As vice president, Bernardin also shepherded the development of the McDonald's Filet-O-Fish, as well the company's fried apple and cherry pies. Not all of Bernadin's suggestions were included on McDonald's menus. McDonald's turned down his idea for a ground turkey meat burger called the McGobbler. The company also dismissed his The Lite Mac sandwich, which would have consisted of a one fifth-pound burger patty containing 15% less beef fat than a normal Big Mac.

Bernardin spent approximately two years developing a prototype for buttered corn-on-the-cob, according to his son, Mark Bernardin, who is also a McDonald's franchise owner.

===Later life===
Bernardin and his wife, Joan Bernardin, became involved in philanthropy after his uncle received treatment in a hospice.

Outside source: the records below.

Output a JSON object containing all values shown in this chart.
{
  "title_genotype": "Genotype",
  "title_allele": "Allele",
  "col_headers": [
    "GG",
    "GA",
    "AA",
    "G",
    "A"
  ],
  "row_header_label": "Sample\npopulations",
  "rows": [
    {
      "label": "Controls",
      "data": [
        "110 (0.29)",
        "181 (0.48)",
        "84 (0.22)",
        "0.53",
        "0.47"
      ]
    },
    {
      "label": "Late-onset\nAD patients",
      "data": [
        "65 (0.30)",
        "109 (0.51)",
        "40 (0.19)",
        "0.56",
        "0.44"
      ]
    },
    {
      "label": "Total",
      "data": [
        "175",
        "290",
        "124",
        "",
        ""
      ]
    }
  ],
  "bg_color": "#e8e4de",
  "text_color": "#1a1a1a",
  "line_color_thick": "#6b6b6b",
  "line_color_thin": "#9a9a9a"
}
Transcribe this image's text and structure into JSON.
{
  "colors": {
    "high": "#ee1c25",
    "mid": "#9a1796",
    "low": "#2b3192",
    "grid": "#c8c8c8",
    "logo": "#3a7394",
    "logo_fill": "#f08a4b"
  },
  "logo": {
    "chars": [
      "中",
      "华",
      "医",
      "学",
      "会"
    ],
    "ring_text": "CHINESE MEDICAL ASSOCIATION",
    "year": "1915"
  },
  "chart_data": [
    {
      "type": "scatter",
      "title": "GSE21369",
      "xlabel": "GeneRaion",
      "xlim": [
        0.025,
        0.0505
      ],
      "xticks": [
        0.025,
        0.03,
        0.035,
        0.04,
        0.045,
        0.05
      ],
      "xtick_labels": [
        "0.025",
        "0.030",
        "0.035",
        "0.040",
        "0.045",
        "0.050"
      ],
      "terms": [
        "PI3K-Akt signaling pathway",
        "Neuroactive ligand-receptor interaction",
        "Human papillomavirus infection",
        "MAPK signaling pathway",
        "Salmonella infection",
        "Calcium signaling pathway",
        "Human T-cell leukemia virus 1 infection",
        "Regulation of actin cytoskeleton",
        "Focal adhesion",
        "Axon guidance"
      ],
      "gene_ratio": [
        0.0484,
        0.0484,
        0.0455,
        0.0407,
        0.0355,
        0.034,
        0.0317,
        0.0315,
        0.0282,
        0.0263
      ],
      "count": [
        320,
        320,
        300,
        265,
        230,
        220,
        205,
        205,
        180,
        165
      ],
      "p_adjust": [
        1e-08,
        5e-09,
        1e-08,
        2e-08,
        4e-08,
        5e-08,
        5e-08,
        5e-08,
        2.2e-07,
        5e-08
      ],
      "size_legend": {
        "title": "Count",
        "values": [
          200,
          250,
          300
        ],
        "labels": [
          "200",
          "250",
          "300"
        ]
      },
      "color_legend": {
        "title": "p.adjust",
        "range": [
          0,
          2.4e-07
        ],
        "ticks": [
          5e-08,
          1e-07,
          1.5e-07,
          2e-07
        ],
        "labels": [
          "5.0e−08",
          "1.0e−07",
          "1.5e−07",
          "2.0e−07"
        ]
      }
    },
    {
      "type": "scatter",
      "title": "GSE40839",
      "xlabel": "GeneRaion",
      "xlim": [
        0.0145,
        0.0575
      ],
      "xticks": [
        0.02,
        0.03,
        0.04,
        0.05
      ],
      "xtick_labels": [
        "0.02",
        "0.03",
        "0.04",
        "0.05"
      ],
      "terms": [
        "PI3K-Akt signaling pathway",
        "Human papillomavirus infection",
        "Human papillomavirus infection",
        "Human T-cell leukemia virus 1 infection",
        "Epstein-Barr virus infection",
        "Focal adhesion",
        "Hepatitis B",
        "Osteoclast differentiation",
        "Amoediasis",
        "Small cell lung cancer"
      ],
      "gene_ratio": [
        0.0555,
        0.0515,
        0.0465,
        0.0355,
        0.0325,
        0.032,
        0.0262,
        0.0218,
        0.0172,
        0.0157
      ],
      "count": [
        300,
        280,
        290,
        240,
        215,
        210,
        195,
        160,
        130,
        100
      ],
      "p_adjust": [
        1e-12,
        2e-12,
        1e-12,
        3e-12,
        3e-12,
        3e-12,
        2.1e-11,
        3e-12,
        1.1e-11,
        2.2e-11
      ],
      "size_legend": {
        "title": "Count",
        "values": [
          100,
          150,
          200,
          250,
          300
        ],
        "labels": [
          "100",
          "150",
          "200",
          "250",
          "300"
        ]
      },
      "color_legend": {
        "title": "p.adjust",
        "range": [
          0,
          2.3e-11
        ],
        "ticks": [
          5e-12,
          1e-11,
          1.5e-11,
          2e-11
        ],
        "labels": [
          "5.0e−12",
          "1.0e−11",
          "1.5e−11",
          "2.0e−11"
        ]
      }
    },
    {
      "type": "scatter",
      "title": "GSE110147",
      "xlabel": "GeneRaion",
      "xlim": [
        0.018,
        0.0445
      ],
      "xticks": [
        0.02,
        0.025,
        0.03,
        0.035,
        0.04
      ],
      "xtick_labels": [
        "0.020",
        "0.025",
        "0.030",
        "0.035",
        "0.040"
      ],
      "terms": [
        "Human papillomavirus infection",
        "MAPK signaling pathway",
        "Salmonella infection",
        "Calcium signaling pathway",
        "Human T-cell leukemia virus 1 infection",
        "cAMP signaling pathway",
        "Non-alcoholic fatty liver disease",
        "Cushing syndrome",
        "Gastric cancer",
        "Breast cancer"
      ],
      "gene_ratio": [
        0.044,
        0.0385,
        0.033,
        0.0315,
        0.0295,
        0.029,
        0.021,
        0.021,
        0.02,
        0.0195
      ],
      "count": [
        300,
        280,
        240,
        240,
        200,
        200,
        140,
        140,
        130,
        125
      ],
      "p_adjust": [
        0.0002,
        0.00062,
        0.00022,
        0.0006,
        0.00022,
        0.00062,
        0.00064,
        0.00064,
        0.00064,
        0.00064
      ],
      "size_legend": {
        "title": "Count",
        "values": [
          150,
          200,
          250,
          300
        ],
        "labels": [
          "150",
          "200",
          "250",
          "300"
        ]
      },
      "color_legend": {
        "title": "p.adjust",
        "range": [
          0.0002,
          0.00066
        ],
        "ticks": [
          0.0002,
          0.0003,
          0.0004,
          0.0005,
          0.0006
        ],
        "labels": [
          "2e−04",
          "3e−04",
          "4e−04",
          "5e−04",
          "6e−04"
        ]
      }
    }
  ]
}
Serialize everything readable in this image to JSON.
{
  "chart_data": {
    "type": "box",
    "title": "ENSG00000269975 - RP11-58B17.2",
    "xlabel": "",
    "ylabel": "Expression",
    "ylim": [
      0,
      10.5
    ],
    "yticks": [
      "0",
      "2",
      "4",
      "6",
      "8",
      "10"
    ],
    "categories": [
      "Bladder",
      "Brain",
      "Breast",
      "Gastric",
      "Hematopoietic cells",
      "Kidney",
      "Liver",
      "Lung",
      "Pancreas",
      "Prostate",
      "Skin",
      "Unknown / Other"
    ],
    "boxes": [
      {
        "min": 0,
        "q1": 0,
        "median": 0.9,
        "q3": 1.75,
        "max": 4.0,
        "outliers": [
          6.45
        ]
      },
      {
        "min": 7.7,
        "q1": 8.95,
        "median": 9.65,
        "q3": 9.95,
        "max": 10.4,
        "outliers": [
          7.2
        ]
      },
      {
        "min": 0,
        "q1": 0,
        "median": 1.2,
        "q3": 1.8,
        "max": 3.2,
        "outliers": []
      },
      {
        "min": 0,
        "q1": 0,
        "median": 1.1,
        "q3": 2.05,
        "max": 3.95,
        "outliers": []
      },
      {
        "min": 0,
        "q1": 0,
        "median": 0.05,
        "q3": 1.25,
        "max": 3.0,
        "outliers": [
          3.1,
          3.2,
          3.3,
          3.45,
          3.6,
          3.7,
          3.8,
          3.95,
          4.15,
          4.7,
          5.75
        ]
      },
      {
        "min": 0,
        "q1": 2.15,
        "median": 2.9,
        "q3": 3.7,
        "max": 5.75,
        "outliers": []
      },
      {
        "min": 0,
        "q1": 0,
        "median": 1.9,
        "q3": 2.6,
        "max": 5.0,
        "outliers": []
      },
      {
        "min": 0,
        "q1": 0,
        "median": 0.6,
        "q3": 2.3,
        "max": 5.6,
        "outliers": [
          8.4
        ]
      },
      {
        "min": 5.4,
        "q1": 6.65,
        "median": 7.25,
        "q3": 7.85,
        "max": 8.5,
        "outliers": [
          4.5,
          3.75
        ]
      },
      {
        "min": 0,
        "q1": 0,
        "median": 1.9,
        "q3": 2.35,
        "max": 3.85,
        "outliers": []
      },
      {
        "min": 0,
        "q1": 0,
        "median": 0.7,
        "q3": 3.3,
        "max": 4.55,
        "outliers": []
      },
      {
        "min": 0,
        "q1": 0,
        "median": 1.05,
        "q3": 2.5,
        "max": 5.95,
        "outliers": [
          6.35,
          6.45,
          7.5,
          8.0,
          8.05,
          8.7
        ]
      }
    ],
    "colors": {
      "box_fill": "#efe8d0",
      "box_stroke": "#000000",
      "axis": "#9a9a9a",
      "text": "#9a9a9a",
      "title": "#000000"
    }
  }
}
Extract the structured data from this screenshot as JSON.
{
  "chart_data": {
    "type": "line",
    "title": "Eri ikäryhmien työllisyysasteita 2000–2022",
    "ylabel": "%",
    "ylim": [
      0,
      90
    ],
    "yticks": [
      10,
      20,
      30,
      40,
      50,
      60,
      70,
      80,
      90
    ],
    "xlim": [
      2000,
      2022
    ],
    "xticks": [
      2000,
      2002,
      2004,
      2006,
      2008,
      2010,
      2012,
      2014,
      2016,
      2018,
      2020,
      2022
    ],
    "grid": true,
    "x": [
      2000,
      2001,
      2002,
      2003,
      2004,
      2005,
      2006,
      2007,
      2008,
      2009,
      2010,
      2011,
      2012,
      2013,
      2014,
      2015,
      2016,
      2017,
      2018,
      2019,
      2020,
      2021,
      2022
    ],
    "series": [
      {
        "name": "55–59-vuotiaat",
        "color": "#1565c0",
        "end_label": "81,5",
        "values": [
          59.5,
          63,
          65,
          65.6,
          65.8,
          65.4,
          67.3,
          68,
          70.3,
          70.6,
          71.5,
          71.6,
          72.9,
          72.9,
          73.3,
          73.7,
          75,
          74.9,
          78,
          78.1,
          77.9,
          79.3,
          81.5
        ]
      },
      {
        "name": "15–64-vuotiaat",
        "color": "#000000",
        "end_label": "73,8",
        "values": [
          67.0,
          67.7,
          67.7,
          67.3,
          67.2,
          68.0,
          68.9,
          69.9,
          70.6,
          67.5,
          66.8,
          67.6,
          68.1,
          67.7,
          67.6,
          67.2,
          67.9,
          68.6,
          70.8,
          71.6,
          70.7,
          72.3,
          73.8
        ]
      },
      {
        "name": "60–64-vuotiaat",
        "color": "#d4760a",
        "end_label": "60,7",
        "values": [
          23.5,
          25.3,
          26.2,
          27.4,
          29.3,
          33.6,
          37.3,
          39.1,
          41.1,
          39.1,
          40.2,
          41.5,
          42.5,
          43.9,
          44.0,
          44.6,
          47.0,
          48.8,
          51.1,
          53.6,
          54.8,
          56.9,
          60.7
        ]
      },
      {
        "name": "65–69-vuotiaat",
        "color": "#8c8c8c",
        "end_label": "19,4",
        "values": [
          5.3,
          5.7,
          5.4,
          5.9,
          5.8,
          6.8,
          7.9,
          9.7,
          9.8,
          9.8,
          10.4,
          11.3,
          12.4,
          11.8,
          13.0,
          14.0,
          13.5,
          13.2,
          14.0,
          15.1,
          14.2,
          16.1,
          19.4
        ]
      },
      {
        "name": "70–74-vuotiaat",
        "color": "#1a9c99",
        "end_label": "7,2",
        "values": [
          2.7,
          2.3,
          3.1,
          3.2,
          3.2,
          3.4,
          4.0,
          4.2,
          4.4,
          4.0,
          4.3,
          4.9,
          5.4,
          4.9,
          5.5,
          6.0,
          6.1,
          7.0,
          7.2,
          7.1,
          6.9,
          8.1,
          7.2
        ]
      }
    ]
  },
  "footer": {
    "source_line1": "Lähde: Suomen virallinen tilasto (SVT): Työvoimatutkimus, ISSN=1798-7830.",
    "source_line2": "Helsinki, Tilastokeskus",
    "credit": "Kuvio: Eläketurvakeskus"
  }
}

Impressed by his uncle's hospice care, Bernardin founded the Tree of Angels, a Christmas tree lighting festival designed to raise money for the Pathways Hospice, based in Sunnyvale, California.

The couple moved to the Monterey, California, area in the mid-1990s, eventually settling in Pebble Beach. He spent time as a volunteer at hospices throughout northern California. Bernardin became a major benefactor for the Community Hospital of the Monterey Peninsula, known as CHOMP.

In addition to his home in Pebble Beach, Bernardin also had residences in Pleasanton, California, Spanish Bay and Cape Cod.

Bernardin suffered from a stroke later in his life. He died of complications of that stroke on December 22, 2009, at Community Hospital of the Monterey Peninsula in Monterey, California, at the age of 81. He was survived by his wife, Joan Bernardin, two children, Kirsten and Mark, three stepchildren, Dan Ryan, Julie Bullas, Kristie Ryan and ten grandchildren.